Steven Barclay notifications at github.com
Fri Feb 12 13:49:33 CET 2021


@chimp1984 Yes, that interpretation is basically correct. Thinking a bit further about the new BSQ tx rules, it would be useful to be able to create more than one TBSQ-ATBSQ pair per tx, just as in your example above (unlike in the original rules I devised, which always create one pair out of the first two outputs only). That would be useful for on-chain txs which atomically exchange newly created TBSQ and BTC between the traders, as in your examples. Also, it would mean that if a lightning channel had built up multiple pairs of differently tainted TBSQ-ATBSQ pairs in its final state (through lots of different trades being routed through it without all being completely cleaned up), then a cooperative channel closure would consist of just a single tx which spends the 2-2 BSQ lockup and creates all the pairs at once. That would be much neater and more efficient than trying to do it in multiple txs. To create multiple pairs of possibly different taint, perhaps one `OP_RETURN` output could be included per pair, or perhaps all the separate TAG & DBH fields could be strung together in a single `OP_RETURN` field (if that wouldn't make it too long).
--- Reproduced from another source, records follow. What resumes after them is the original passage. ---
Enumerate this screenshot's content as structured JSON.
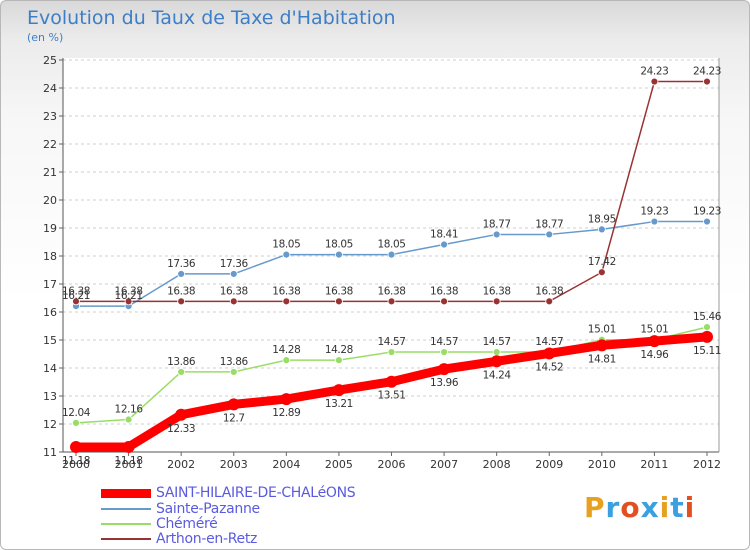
{
  "header": {
    "title": "Evolution du Taux de Taxe d'Habitation",
    "subtitle": "(en %)"
  },
  "logo": {
    "text": "Proxiti",
    "colors": [
      "#e8a020",
      "#3aa0e0",
      "#e05020",
      "#3aa0e0",
      "#e8a020",
      "#3aa0e0",
      "#e05020"
    ]
  },
  "chart_data": {
    "type": "line",
    "title": "Evolution du Taux de Taxe d'Habitation",
    "subtitle": "(en %)",
    "xlabel": "",
    "ylabel": "",
    "x": [
      "2000",
      "2001",
      "2002",
      "2003",
      "2004",
      "2005",
      "2006",
      "2007",
      "2008",
      "2009",
      "2010",
      "2011",
      "2012"
    ],
    "ylim": [
      11,
      25
    ],
    "yticks": [
      "11",
      "12",
      "13",
      "14",
      "15",
      "16",
      "17",
      "18",
      "19",
      "20",
      "21",
      "22",
      "23",
      "24",
      "25"
    ],
    "grid": "dashed horizontal",
    "legend_position": "bottom-left",
    "series": [
      {
        "name": "SAINT-HILAIRE-DE-CHALéONS",
        "color": "#ff0000",
        "values": [
          11.18,
          11.18,
          12.33,
          12.7,
          12.89,
          13.21,
          13.51,
          13.96,
          14.24,
          14.52,
          14.81,
          14.96,
          15.11
        ],
        "labels": [
          "11.18",
          "11.18",
          "12.33",
          "12.7",
          "12.89",
          "13.21",
          "13.51",
          "13.96",
          "14.24",
          "14.52",
          "14.81",
          "14.96",
          "15.11"
        ]
      },
      {
        "name": "Sainte-Pazanne",
        "color": "#6699cc",
        "values": [
          16.21,
          16.21,
          17.36,
          17.36,
          18.05,
          18.05,
          18.05,
          18.41,
          18.77,
          18.77,
          18.95,
          19.23,
          19.23
        ],
        "labels": [
          "16.21",
          "16.21",
          "17.36",
          "17.36",
          "18.05",
          "18.05",
          "18.05",
          "18.41",
          "18.77",
          "18.77",
          "18.95",
          "19.23",
          "19.23"
        ]
      },
      {
        "name": "Chéméré",
        "color": "#99dd66",
        "values": [
          12.04,
          12.16,
          13.86,
          13.86,
          14.28,
          14.28,
          14.57,
          14.57,
          14.57,
          14.57,
          15.01,
          15.01,
          15.46
        ],
        "labels": [
          "12.04",
          "12.16",
          "13.86",
          "13.86",
          "14.28",
          "14.28",
          "14.57",
          "14.57",
          "14.57",
          "14.57",
          "15.01",
          "15.01",
          "15.46"
        ]
      },
      {
        "name": "Arthon-en-Retz",
        "color": "#993333",
        "values": [
          16.38,
          16.38,
          16.38,
          16.38,
          16.38,
          16.38,
          16.38,
          16.38,
          16.38,
          16.38,
          17.42,
          24.23,
          24.23
        ],
        "labels": [
          "16.38",
          "16.38",
          "16.38",
          "16.38",
          "16.38",
          "16.38",
          "16.38",
          "16.38",
          "16.38",
          "16.38",
          "17.42",
          "24.23",
          "24.23"
        ]
      }
    ]
  }
}
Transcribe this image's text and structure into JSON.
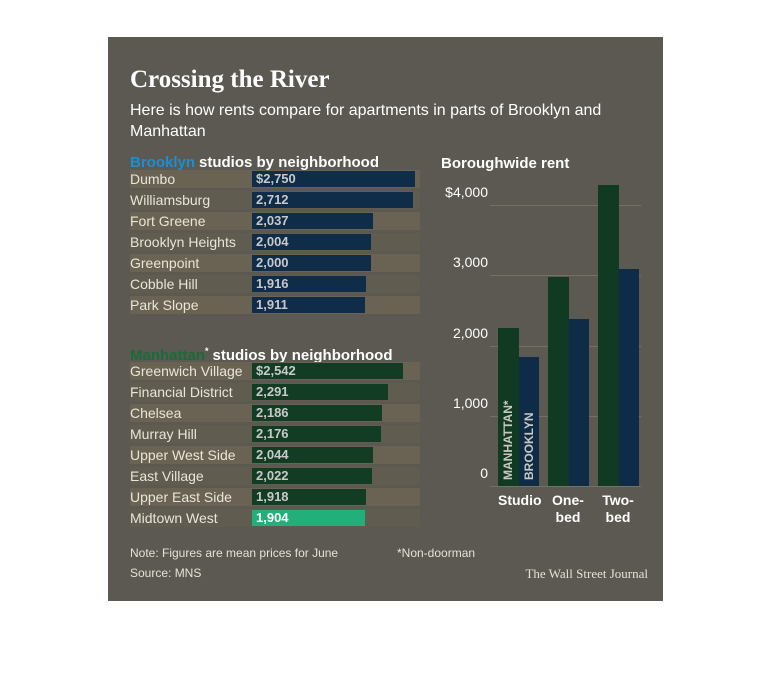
{
  "title": "Crossing the River",
  "subtitle": "Here is how rents compare for apartments in parts of Brooklyn and Manhattan",
  "note": "Note: Figures are mean prices for June",
  "footnote": "*Non-doorman",
  "source": "Source: MNS",
  "credit": "The Wall Street Journal",
  "chart_data": [
    {
      "type": "hbar",
      "title_parts": [
        "Brooklyn",
        "studios by neighborhood"
      ],
      "title_color": "#1a8fd1",
      "categories": [
        "Dumbo",
        "Williamsburg",
        "Fort Greene",
        "Brooklyn Heights",
        "Greenpoint",
        "Cobble Hill",
        "Park Slope"
      ],
      "values": [
        2750,
        2712,
        2037,
        2004,
        2000,
        1916,
        1911
      ],
      "value_labels": [
        "$2,750",
        "2,712",
        "2,037",
        "2,004",
        "2,000",
        "1,916",
        "1,911"
      ],
      "color": "#0f2c48"
    },
    {
      "type": "hbar",
      "title_parts": [
        "Manhattan",
        "*",
        "studios by neighborhood"
      ],
      "title_color": "#1a6b3a",
      "categories": [
        "Greenwich Village",
        "Financial District",
        "Chelsea",
        "Murray Hill",
        "Upper West Side",
        "East Village",
        "Upper East Side",
        "Midtown West"
      ],
      "values": [
        2542,
        2291,
        2186,
        2176,
        2044,
        2022,
        1918,
        1904
      ],
      "value_labels": [
        "$2,542",
        "2,291",
        "2,186",
        "2,176",
        "2,044",
        "2,022",
        "1,918",
        "1,904"
      ],
      "colors": [
        "#123d24",
        "#123d24",
        "#123d24",
        "#123d24",
        "#123d24",
        "#123d24",
        "#123d24",
        "#22b07a"
      ]
    },
    {
      "type": "bar",
      "title": "Boroughwide rent",
      "categories": [
        "Studio",
        "One-bed",
        "Two-bed"
      ],
      "series": [
        {
          "name": "MANHATTAN*",
          "color": "#103a22",
          "values": [
            2250,
            2980,
            4280
          ]
        },
        {
          "name": "BROOKLYN",
          "color": "#0e2b47",
          "values": [
            1830,
            2380,
            3090
          ]
        }
      ],
      "ylim": [
        0,
        4300
      ],
      "yticks": [
        {
          "value": 4000,
          "label": "$4,000"
        },
        {
          "value": 3000,
          "label": "3,000"
        },
        {
          "value": 2000,
          "label": "2,000"
        },
        {
          "value": 1000,
          "label": "1,000"
        },
        0
      ],
      "grid": true
    }
  ]
}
Also thinking further, the BTC security deposits are unnecessary as you point out, when Alice & Bob both double up as escrow agents and they each contribute some minimum amount to the bond total. (They don't actually have to have equal sized bonds - the total size is what's really important.) This can be seen since they would just be redistributing the escrow among themselves in proportion to their respective bond sizes, in their joint role as escrow agents. (So if their bonds were equal size, for example, they would first split the BTC escrow equally, make the fiat payment and then settle the BTC  - a sort of "pay half now and half on delivery" scheme.) Provided each contribute a bond above some minimum percentage of the total (15 / 1.30 ~= 11.5% for a 15% security deposit), then the initial escrow redistribution to match the bond ratio wouldn't cause the BTC amount of either party to drop below the security deposit, so the security deposit could just be elided. When adjusting the trade parameters, as Alice or Bob's bond starts to drop below 11.5% of the total, it would be necessary for them both to contribute an ever growing BTC security deposit starting from 0%, until finally it reached 15% when one of the party's bond completely disappeared.